Johannesburg - With the South African cellular market at 53 percent penetration, the country's second-biggest operator, MTN, wants the cellphone handset subsidies to be scrapped.
The are about 25 million cellphone users in the country, of which 4 million are contract cellphone users.
Speaking at the hearing on handset subsidies before the Independent Communications Authority of SA (Icasa) yesterday, MTN's head of regulatory affairs, Nkateko Nyoka, said operators should compete on services they offered to the customers as the market was reaching maturity.
MTN said intervention by the regulator was not an appropriate way of phasing out subsidies, which should rather be an industry-led process with the involvement of Icasa.
Icasa lodged an inquiry into cellphone subsidies, which tie users into two-year contracts and prohibit them from switching to other operators.
The regulator is also probing high costs of cellphones and fixed-line calls, and mobile number portability.
MTN said the process should be done by all the three cellphone operators using an industry code of good practice as a guideline.
But MTN warned that "it would be a question of who goes out first".
Cell C, which also supports a ban on handset subsidies, said that the regulator should enforce the ban through regulation.
It proposed transparency as an interim solution, which should have immediate effect, followed by a limitation on the level of subsidisation and later a phased elimination of subsidies as the ultimate solution.
As a late comer into the cellphone market, Cell C said it had to adopt the prevailing marketing practices and services, including the provision of subsidised handsets to post-paid subscribers.

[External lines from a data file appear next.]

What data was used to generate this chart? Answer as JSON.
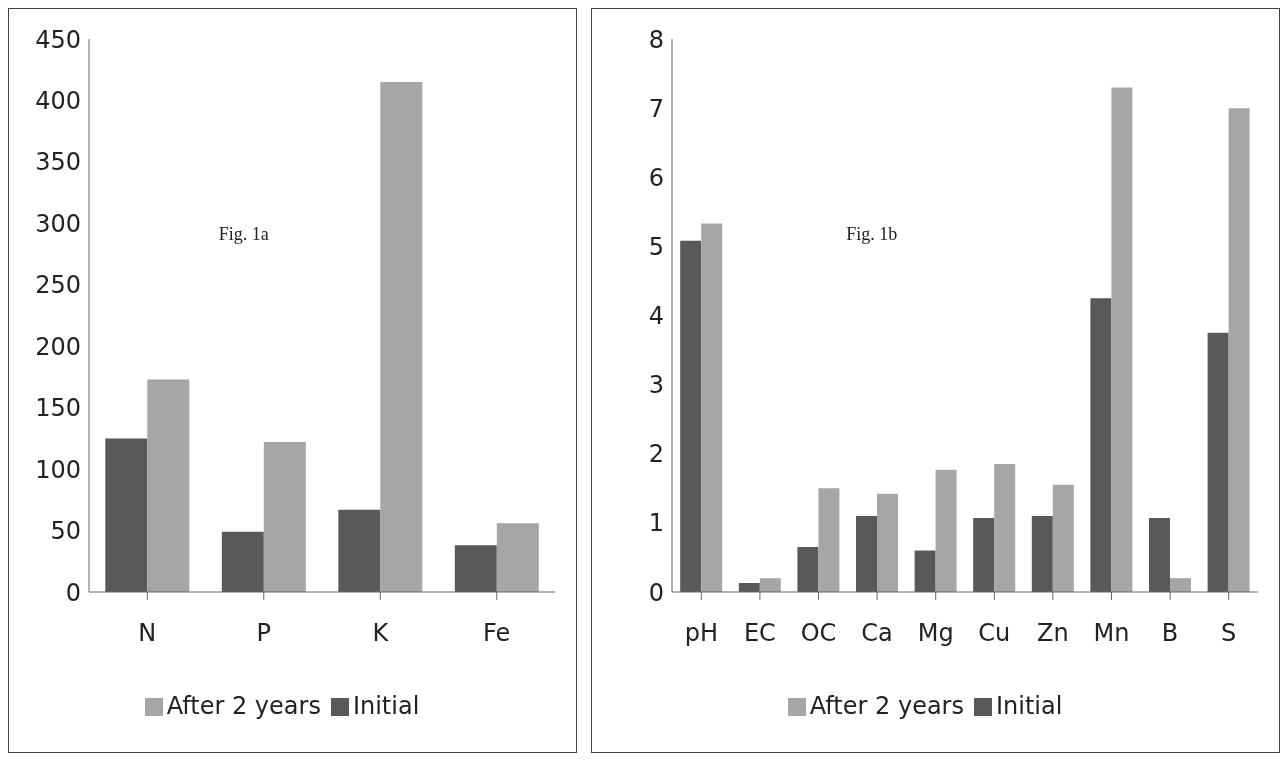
{
  "chart_data": [
    {
      "type": "bar",
      "categories": [
        "N",
        "P",
        "K",
        "Fe"
      ],
      "series": [
        {
          "name": "Initial",
          "color": "#595959",
          "values": [
            125,
            49,
            67,
            38
          ]
        },
        {
          "name": "After 2 years",
          "color": "#a6a6a6",
          "values": [
            173,
            122,
            415,
            56
          ]
        }
      ],
      "ylim": [
        0,
        450
      ],
      "yticks": [
        0,
        50,
        100,
        150,
        200,
        250,
        300,
        350,
        400,
        450
      ],
      "grid": false,
      "legend": "bottom",
      "annotations": [
        "Fig.  1a"
      ]
    },
    {
      "type": "bar",
      "categories": [
        "pH",
        "EC",
        "OC",
        "Ca",
        "Mg",
        "Cu",
        "Zn",
        "Mn",
        "B",
        "S"
      ],
      "series": [
        {
          "name": "Initial",
          "color": "#595959",
          "values": [
            5.08,
            0.13,
            0.65,
            1.1,
            0.6,
            1.07,
            1.1,
            4.25,
            1.07,
            3.75
          ]
        },
        {
          "name": "After 2 years",
          "color": "#a6a6a6",
          "values": [
            5.33,
            0.2,
            1.5,
            1.42,
            1.77,
            1.85,
            1.55,
            7.3,
            0.2,
            7.0
          ]
        }
      ],
      "ylim": [
        0,
        8
      ],
      "yticks": [
        0,
        1,
        2,
        3,
        4,
        5,
        6,
        7,
        8
      ],
      "grid": false,
      "legend": "bottom",
      "annotations": [
        "Fig.  1b"
      ]
    }
  ]
}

"In a mature market, handset subsidies merely stimulate handset replacement and not necessarily subscriber growth," said Cell C in its submission to Icasa on an inquiry into cellphone subsidies.

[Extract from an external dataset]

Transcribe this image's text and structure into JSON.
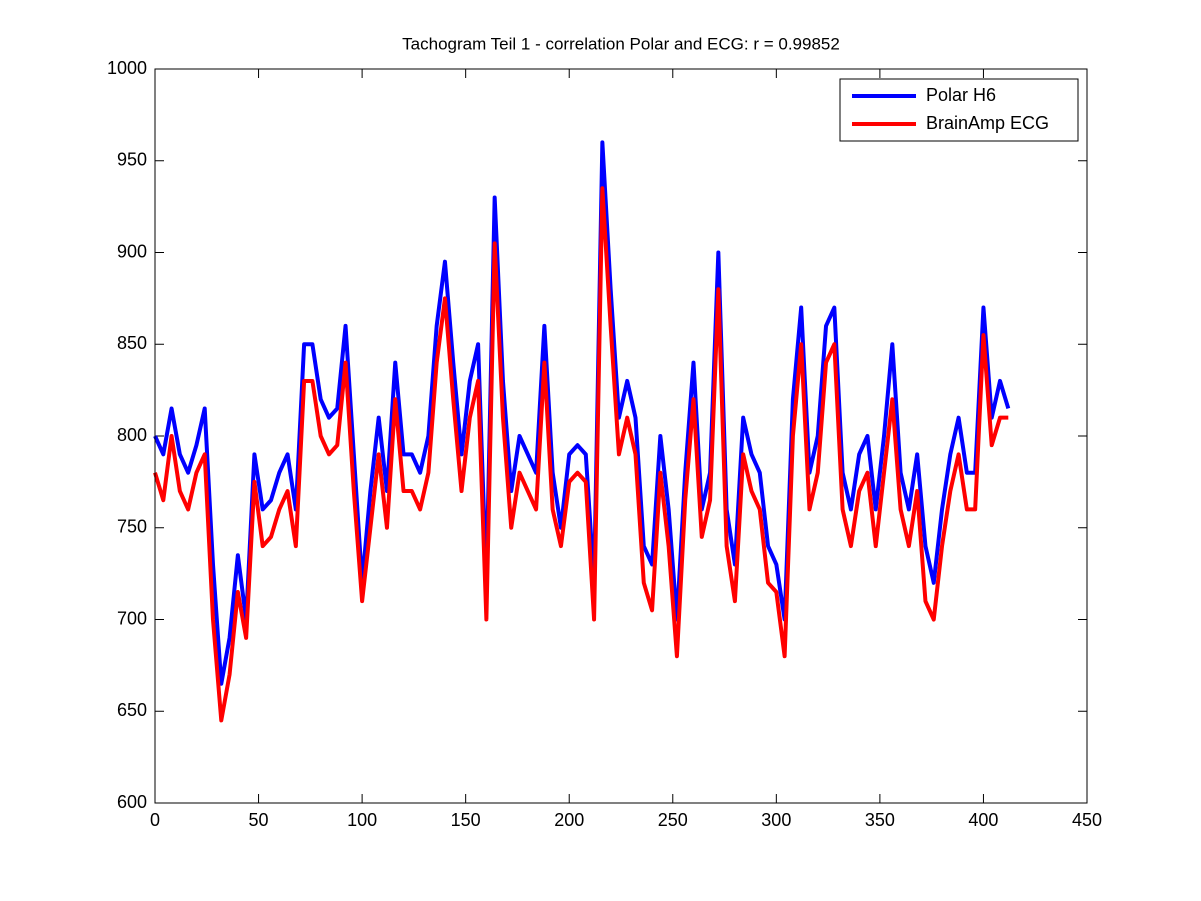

The country's biggest cellphone operator, Vodacom, opposed the ban as it said handset subsidies encouraged the demand for new-technology that would help bridge the digital divide.
The competition commission said in its discussion document to Icasa that handset subsidies were "problematic", and that specific regulations should be developed.
It said Icasa should only consider regulating handset subsidies after "careful consideration of their competitive and consumer welfare effects".